Pour les Mélanésiens qui l’habitent depuis des millénaires, c’est le Kanaky.
Pour les français de métropole, c’est un territoire d’outre-mer, avec son statut particulier qui lui accorde beaucoup d’autonomie. Mais c’est aussi, et en particulier pour les dirigeants français, un des signes de la grande puissance française dans le monde.
Pour des raisons aujourd’hui essentiellement géopolitiques (garder la Chine à distance et posséder des eaux territoriales immenses), les autorités semblent vouloir en faire un territoire définitivement partie intégrante de la France. Les Mélanésiens s’opposent à cette vision qui les éloigne de leur souveraineté.
Le projet de réforme électorale a rallumé les braises d’un conflit refoulé.
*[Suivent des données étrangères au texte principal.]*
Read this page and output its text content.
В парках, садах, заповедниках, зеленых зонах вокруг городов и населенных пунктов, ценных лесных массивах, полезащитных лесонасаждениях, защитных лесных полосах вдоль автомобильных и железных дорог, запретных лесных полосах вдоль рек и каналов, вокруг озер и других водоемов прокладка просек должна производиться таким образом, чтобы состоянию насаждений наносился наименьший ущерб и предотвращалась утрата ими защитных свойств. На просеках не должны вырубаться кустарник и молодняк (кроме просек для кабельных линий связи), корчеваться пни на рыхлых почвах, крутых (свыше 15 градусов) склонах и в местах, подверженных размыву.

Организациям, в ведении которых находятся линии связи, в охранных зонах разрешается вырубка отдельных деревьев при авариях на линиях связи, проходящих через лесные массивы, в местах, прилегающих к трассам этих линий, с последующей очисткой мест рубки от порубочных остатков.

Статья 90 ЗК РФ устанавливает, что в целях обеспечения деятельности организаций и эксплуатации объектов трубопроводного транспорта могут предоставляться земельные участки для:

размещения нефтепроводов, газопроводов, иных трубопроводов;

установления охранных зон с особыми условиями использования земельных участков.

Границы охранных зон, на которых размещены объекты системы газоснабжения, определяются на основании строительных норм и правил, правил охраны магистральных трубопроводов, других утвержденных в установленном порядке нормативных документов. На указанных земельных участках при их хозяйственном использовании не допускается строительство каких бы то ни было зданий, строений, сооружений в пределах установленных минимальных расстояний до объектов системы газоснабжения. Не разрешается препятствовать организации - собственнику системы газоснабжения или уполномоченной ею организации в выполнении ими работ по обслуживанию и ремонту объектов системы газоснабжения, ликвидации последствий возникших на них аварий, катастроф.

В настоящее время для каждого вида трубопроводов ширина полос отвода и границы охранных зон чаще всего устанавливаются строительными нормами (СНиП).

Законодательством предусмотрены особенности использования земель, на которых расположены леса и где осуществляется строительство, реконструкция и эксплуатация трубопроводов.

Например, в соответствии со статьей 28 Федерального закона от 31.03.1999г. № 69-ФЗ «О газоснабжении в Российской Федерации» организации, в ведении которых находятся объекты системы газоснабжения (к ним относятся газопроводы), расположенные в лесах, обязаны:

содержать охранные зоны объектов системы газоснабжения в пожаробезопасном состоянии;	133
Et le transfert et l’incarcération en métropole de leaders indépendantistes plus radicaux ne peuvent manquer de rappeler ceux du général haïtien Toussaint Louverture emprisonné au fort de Vaux ou en sens inverse ceux de militants kabyles réclamant l’indépendance et envoyés en Nouvelle Calédonie.
On peut craindre d’y voir le signe d’une résurgence coloniale. L’avenir du Kanaky peut encore être pensé de manière harmonieuse entre les leaders mélanésiens traditionnels et la puissance coloniale pour un pays souverain associé à la France.
Encore faut-il commencer à écrire cette nouvelle page.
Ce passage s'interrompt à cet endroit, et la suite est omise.